Yes. Although NORM is only one of many potential constituents in oil & gas waste water, treatment or disposal of water containing NORM may be very difficult, and often results in the generation of radioactive solid waste.

8. Is the radiation from NORM a hazard for oil & gas field workers?

Maybe; it depends on the concentrations and quantities encountered. Although the concentrations of NORM are low enough that immediate effects — such as reddening of the skin, hair loss, or decreased white blood cell counts — do not occur, some believe that low level occupational radiation doses, such as those that may be caused by oil and gas industry TENORM, could increase one’s lifetime risk of cancer. The actual magnitude of increased cancer risk is likely to be extremely small. The fear of elevated cancer risk may result in litigation for individuals who develop cancer later in life.

9. Is NORM an environmental protection issue for oil & gas exploration and recovery wastes?

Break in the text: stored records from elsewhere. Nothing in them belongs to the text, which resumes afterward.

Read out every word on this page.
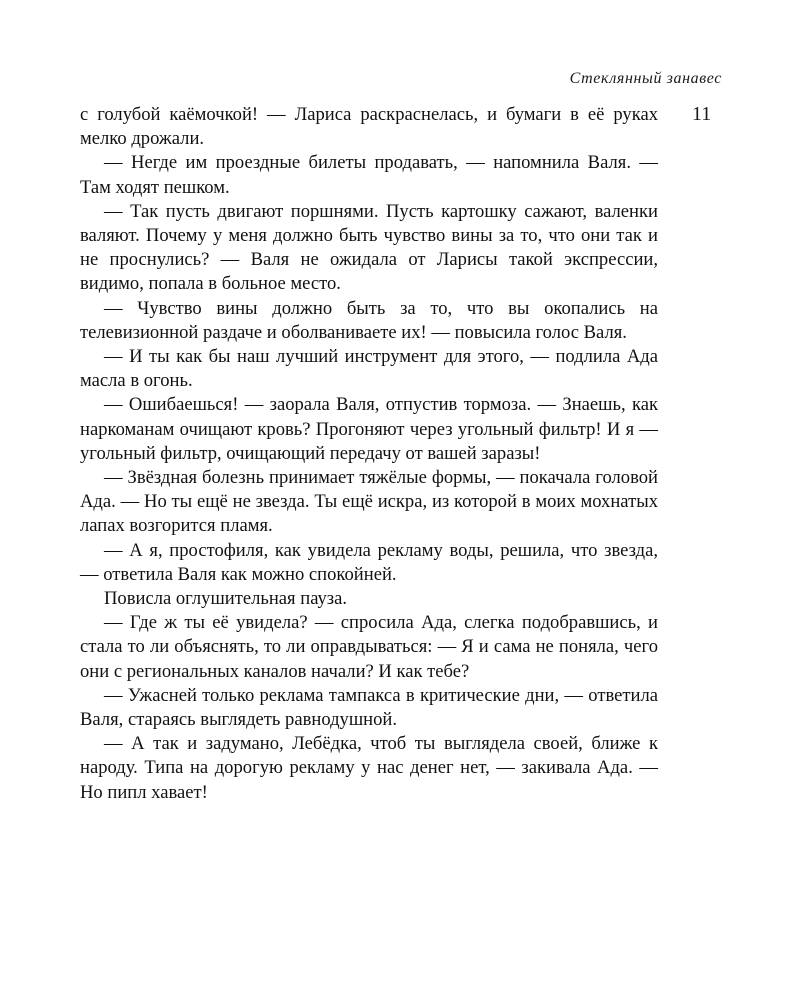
Стеклянный занавес
11

с голубой каёмочкой! — Лариса раскраснелась, и бумаги в её руках мелко дрожали.

— Негде им проездные билеты продавать, — напомнила Валя. — Там ходят пешком.

— Так пусть двигают поршнями. Пусть картошку сажают, валенки валяют. Почему у меня должно быть чувство вины за то, что они так и не проснулись? — Валя не ожидала от Ларисы такой экспрессии, видимо, попала в больное место.

— Чувство вины должно быть за то, что вы окопались на телевизионной раздаче и оболваниваете их! — повысила голос Валя.

— И ты как бы наш лучший инструмент для этого, — подлила Ада масла в огонь.

— Ошибаешься! — заорала Валя, отпустив тормоза. — Знаешь, как наркоманам очищают кровь? Прогоняют через угольный фильтр! И я — угольный фильтр, очищающий передачу от вашей заразы!

— Звёздная болезнь принимает тяжёлые формы, — покачала головой Ада. — Но ты ещё не звезда. Ты ещё искра, из которой в моих мохнатых лапах возгорится пламя.

— А я, простофиля, как увидела рекламу воды, решила, что звезда, — ответила Валя как можно спокойней.

Повисла оглушительная пауза.

— Где ж ты её увидела? — спросила Ада, слегка подобравшись, и стала то ли объяснять, то ли оправдываться: — Я и сама не поняла, чего они с региональных каналов начали? И как тебе?

— Ужасней только реклама тампакса в критические дни, — ответила Валя, стараясь выглядеть равнодушной.

— А так и задумано, Лебёдка, чтоб ты выглядела своей, ближе к народу. Типа на дорогую рекламу у нас денег нет, — закивала Ада. — Но пипл хавает!
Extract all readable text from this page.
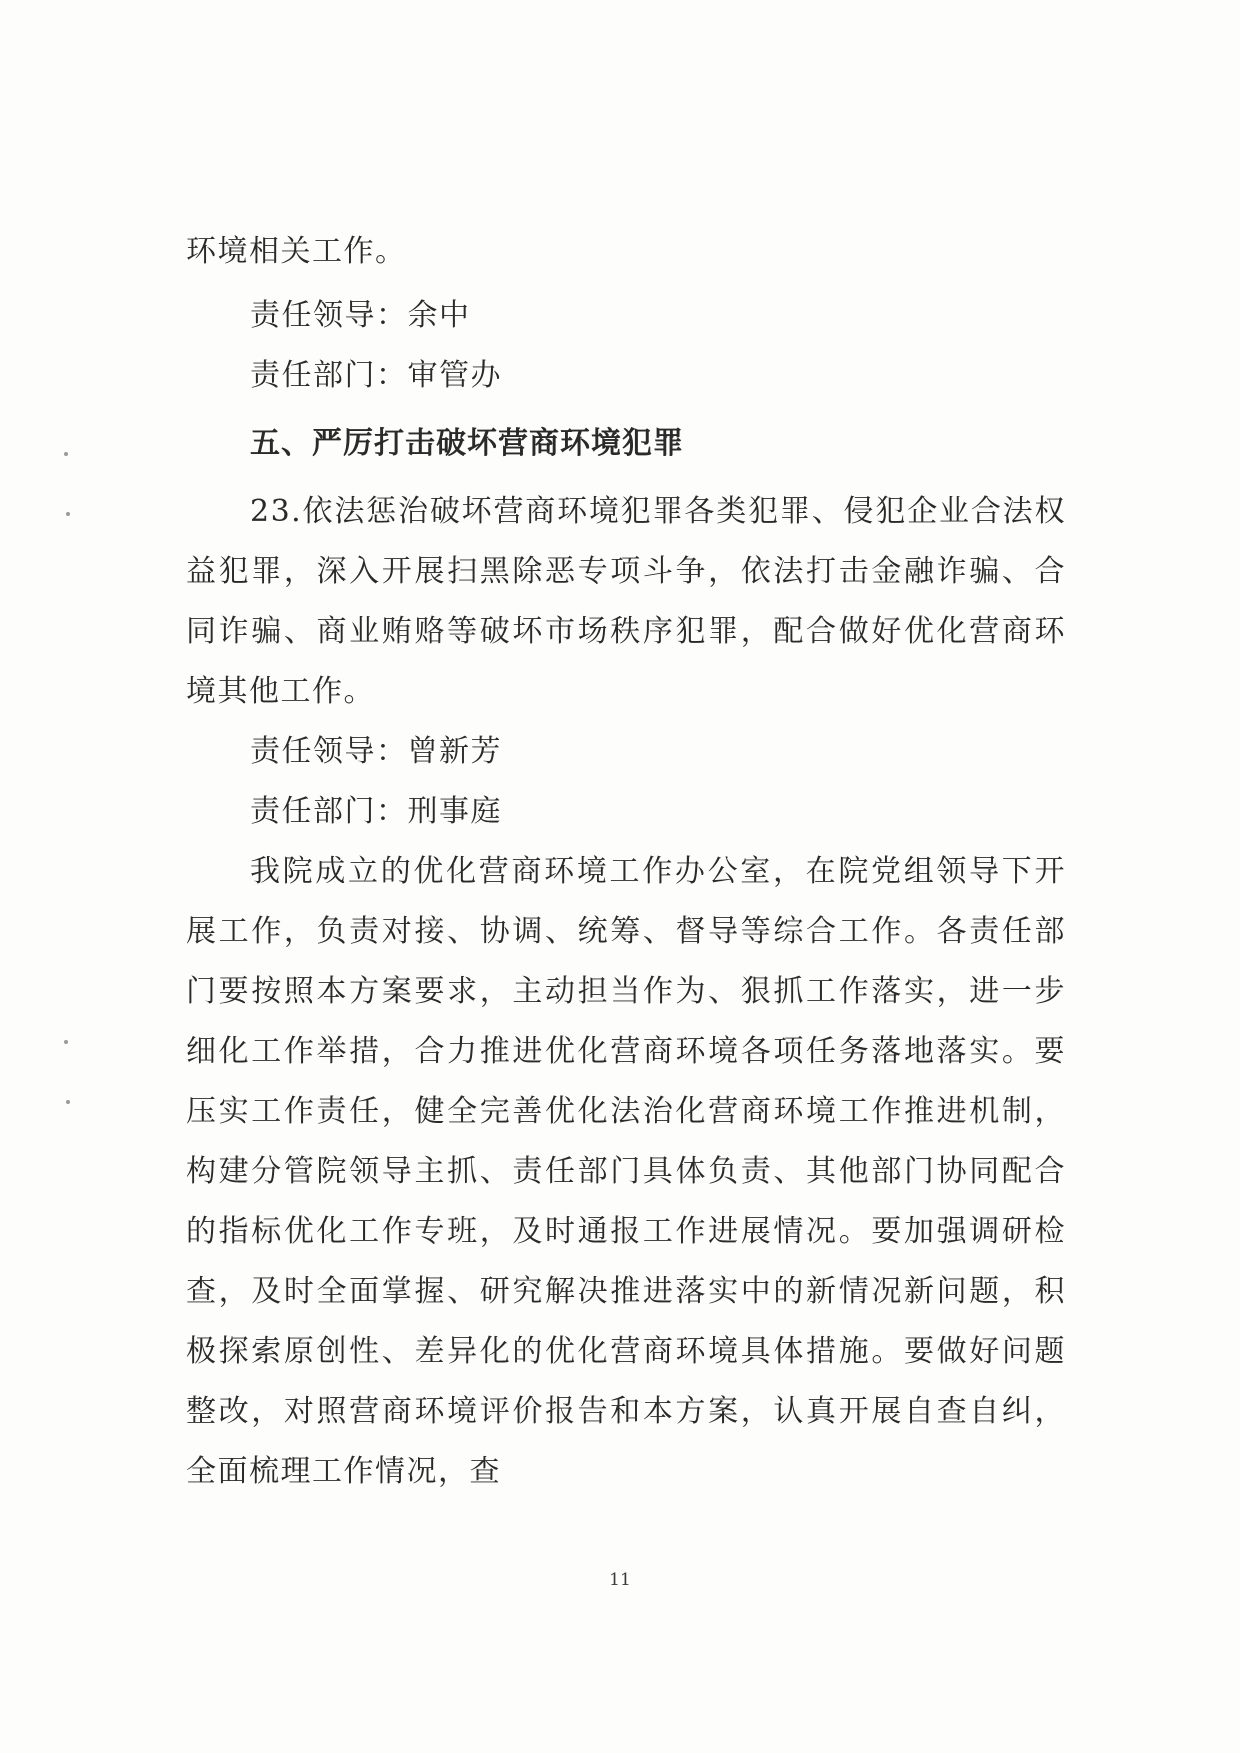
环境相关工作。

责任领导：余中

责任部门：审管办

五、严厉打击破坏营商环境犯罪

23.依法惩治破坏营商环境犯罪各类犯罪、侵犯企业合法权益犯罪，深入开展扫黑除恶专项斗争，依法打击金融诈骗、合同诈骗、商业贿赂等破坏市场秩序犯罪，配合做好优化营商环境其他工作。

责任领导：曾新芳

责任部门：刑事庭

我院成立的优化营商环境工作办公室，在院党组领导下开展工作，负责对接、协调、统筹、督导等综合工作。各责任部门要按照本方案要求，主动担当作为、狠抓工作落实，进一步细化工作举措，合力推进优化营商环境各项任务落地落实。要压实工作责任，健全完善优化法治化营商环境工作推进机制，构建分管院领导主抓、责任部门具体负责、其他部门协同配合的指标优化工作专班，及时通报工作进展情况。要加强调研检查，及时全面掌握、研究解决推进落实中的新情况新问题，积极探索原创性、差异化的优化营商环境具体措施。要做好问题整改，对照营商环境评价报告和本方案，认真开展自查自纠，全面梳理工作情况，查

11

Yes. If improperly identified or managed, NORM in oil & gas exploration and production legacy waste may require remediation by the waste generator under the Comprehensive Environmental Response, Compensation, and Liability Act (CERCLA).

10. How can I be sure that the levels of NORM materials at my oil & gas operation are “safe?”

Unlike most carcinogens or toxins, radiation is easily detected in most situations with reliable hand-held radiation detection instruments. It is relatively easy to develop radiation survey methods and training programs to ensure workplace safety and to ensure that waste containing elevated levels of NORM are safely disposed.